In the project Prole Interference I revisit my archive—my photo project Letters from Childhood—and look anew at my earlier photographs made in 2009. I reflect on how technologies such as artificial intelligence and neural networks are reshaping our lives. The work takes the form of an installation that deliberately abandons the archive’s material artefacts (photo paper, film) in favour of pure light and code, emphasizing how fragile our memories can be. The images exist only as long as the projector remains on. They are spectral and ephemeral, like memory itself. This radical gesture allows me to address another key theme: the impact of memory on consciousness. The layering of projections becomes a direct metaphor—memories can overlap, generating new ones that are distorted and sometimes false. Blur and “double exposure” emerge here not at the moment of capture, but at the moment of the viewer’s perception, making the viewer a co-author of the process. Where we once simply looked at a work of art, we now affect it through our presence. Memory is no longer something we observe from the outside; it is something we inhabit—and something we alter by being there. As the viewer moves into the installation, their shadows become part of the piece. It is a dialogue in the most literal sense.

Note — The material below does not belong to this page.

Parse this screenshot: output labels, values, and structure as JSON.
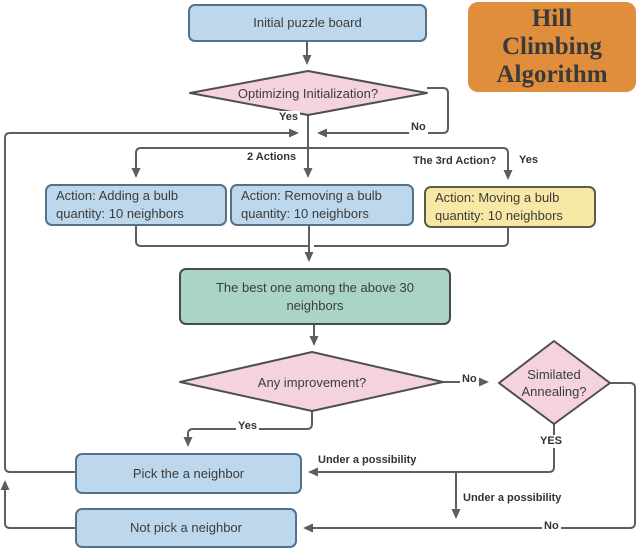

In the 2009 project, I experienced digital tools as a threat to the disappearance of physical media, and I turned exclusively to film, chemical developers, and paper printing as a refuge for my memories. In the new project, digital technologies do not revive our memories so much as simulate them in real time. In this way, I attempt to materialize the act of remembering itself—compulsive, imperfect, and capable of distorting reality beyond recognition. What you see are not images of my childhood, but the ghosts of those images, produced by digital technologies and by longing for what has been lost. This work is about the fear of one’s own history coming apart, and about our desire to reanimate it even if the result is unsettling. You may feel anxiety—that is a normal response. You are entering a landscape of memory, and it is rarely comfortable.